Die Frühlingsaktion des Naturschutzbundes wendet sich an alle Waldachtaler im Allgemeinen und Vogelfreunde im Besonderen. Vorsitzender Stefan Greza erklärt: "Wir vom Nabu Waldachtal möchten in 2017 bestimmten Vogelarten bei ihrer Brut helfen und die Anschaffung von Nisthilfen unterstützen." Die Ortsgruppe übernimmt die Hälfte des Katalogpreises von Schwegler-Qualitäts-Nistkästen.

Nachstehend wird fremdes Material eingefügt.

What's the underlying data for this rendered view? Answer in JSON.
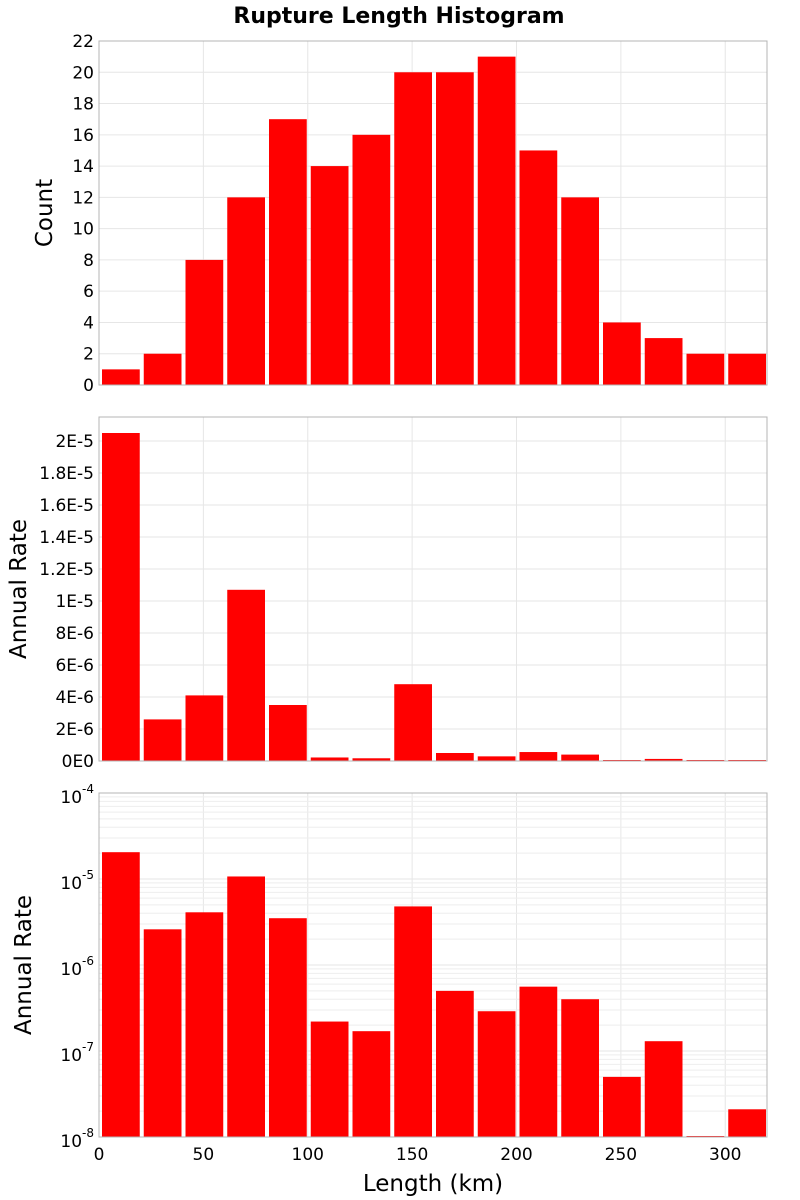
{
  "chart_data": {
    "title": "Rupture Length Histogram",
    "xlabel": "Length (km)",
    "x_ticks": [
      "0",
      "50",
      "100",
      "150",
      "200",
      "250",
      "300"
    ],
    "xlim": [
      0,
      320
    ],
    "bin_width": 20,
    "bin_starts": [
      0,
      20,
      40,
      60,
      80,
      100,
      120,
      140,
      160,
      180,
      200,
      220,
      240,
      260,
      280,
      300
    ],
    "bar_color": "#ff0000",
    "panels": [
      {
        "type": "bar",
        "ylabel": "Count",
        "y_scale": "linear",
        "ylim": [
          0,
          22
        ],
        "y_ticks": [
          0,
          2,
          4,
          6,
          8,
          10,
          12,
          14,
          16,
          18,
          20,
          22
        ],
        "y_tick_labels": [
          "0",
          "2",
          "4",
          "6",
          "8",
          "10",
          "12",
          "14",
          "16",
          "18",
          "20",
          "22"
        ],
        "values": [
          1,
          2,
          8,
          12,
          17,
          14,
          16,
          20,
          20,
          21,
          15,
          12,
          4,
          3,
          2,
          2
        ]
      },
      {
        "type": "bar",
        "ylabel": "Annual Rate",
        "y_scale": "linear",
        "ylim": [
          0,
          2.15e-05
        ],
        "y_ticks": [
          0,
          2e-06,
          4e-06,
          6e-06,
          8e-06,
          1e-05,
          1.2e-05,
          1.4e-05,
          1.6e-05,
          1.8e-05,
          2e-05
        ],
        "y_tick_labels": [
          "0E0",
          "2E-6",
          "4E-6",
          "6E-6",
          "8E-6",
          "1E-5",
          "1.2E-5",
          "1.4E-5",
          "1.6E-5",
          "1.8E-5",
          "2E-5"
        ],
        "values": [
          2.05e-05,
          2.6e-06,
          4.1e-06,
          1.07e-05,
          3.5e-06,
          2.2e-07,
          1.7e-07,
          4.8e-06,
          5e-07,
          2.9e-07,
          5.6e-07,
          4e-07,
          5e-08,
          1.3e-07,
          1e-08,
          2.1e-08
        ]
      },
      {
        "type": "bar",
        "ylabel": "Annual Rate",
        "y_scale": "log",
        "ylim": [
          1e-08,
          0.0001
        ],
        "y_tick_exponents": [
          -8,
          -7,
          -6,
          -5,
          -4
        ],
        "y_tick_base": "10",
        "values": [
          2.05e-05,
          2.6e-06,
          4.1e-06,
          1.07e-05,
          3.5e-06,
          2.2e-07,
          1.7e-07,
          4.8e-06,
          5e-07,
          2.9e-07,
          5.6e-07,
          4e-07,
          5e-08,
          1.3e-07,
          1e-08,
          2.1e-08
        ]
      }
    ]
  }
}
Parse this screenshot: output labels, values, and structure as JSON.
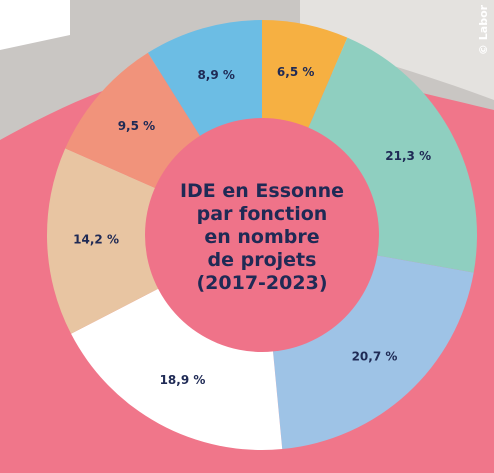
{
  "chart_data": {
    "type": "donut",
    "title": "IDE en Essonne\npar fonction\nen nombre\nde projets\n(2017-2023)",
    "credit": "© Labor",
    "values": [
      6.5,
      21.3,
      20.7,
      18.9,
      14.2,
      9.5,
      8.9
    ],
    "value_labels": [
      "6,5 %",
      "21,3 %",
      "20,7 %",
      "18,9 %",
      "14,2 %",
      "9,5 %",
      "8,9 %"
    ],
    "colors": [
      "#f6b042",
      "#8fcfc0",
      "#9ec3e6",
      "#ffffff",
      "#e8c5a2",
      "#f1937b",
      "#6cbde4"
    ]
  }
}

Schon bald kommt mit den wärmenden Sonnenstrahlen der Fortpflanzungstrieb der frei lebenden Vögel in Gang und sie können dabei beobachtet werden, wie sie frühzeitig versuchen, die richtigen Brutplätze zu finden und gegen Mitbewerber zu verteidigen. Dabei haben die verschiedenen Vogelarten ganz unterschiedliche Bedürfnisse, Kriterien und Vorlieben, was einen guten Nistplatz ausmacht. Stefan Greza: "Fördern möchten wir Vögel, die es schwer haben, in älteren Bäumen passende Nisthöhlen zu finden, da einerseits die älteren Bäume mit ihren Löchern und abfallenden Ästen von den Menschen oft zu schnell beseitigt werden und andererseits dort noch vorhandene Nistplätze heiß umkämpft sind." Daher biete der Nabu Waldachtal Nistkästen für kleine Meisen und Kleiber. "Das kleine Einflugloch hält größere und stärkere Vögel fern."

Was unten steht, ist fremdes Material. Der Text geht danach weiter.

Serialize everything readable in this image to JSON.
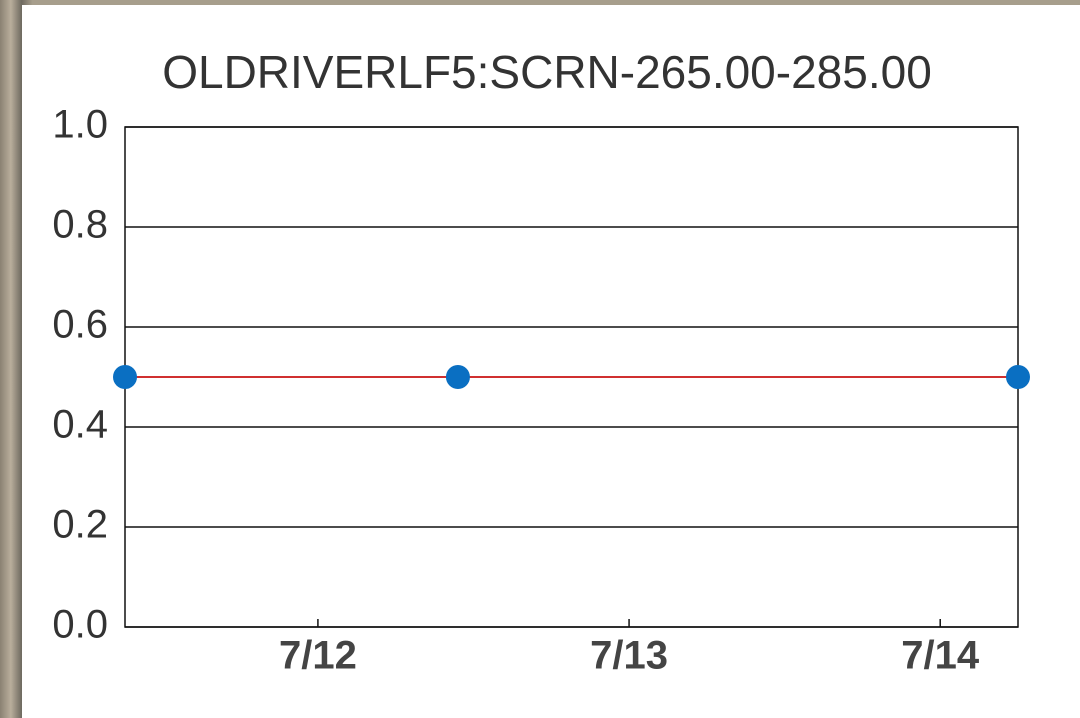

Die kaum zwölf Zentimeter große Blaumeisen bleiben meistens dort, wo sie geschlüpft sind. Gern werden Nisthilfen angenommen und sehr aufwendig Nester gebaut. Etwa Mitte April werden sechs bis zwölf Eier gelegt und vom Weibchen bebrütet.

Der bis zu 15 Zentimeter große Kleiber, der es bestenfalls auf 25 Gramm Gewicht bringt, kann an Baumstämmen und Ästen sogar kopfabwärts klettern. Hier sucht er nach Insekten, die sich in den Ritzen der Borke verstecken oder auf Blättern zu finden sind. Nistkästen werden gerne angenommen und bei Bedarf nach Art des Kleibers auf das richtige Format angepasst. Um anderen Vögeln den Zugang zu verwehren, wird der Eingang bis auf ein kleines Loch von etwa 3,5 Zentimetern Durchmesser mit Lehm zugeklebt – ein Verhalten, von dem sich der Name Kleiber ableitet. Je nach Witterung suchen Kleiber ab Ende Februar eine geeignete Nisthöhle. Ab Ende März geht es dann mit dem eigentlichen Nestbau los. Mitte April legt das Weibchen fünf bis acht Eier, die zwei Wochen lang bebrütet werden.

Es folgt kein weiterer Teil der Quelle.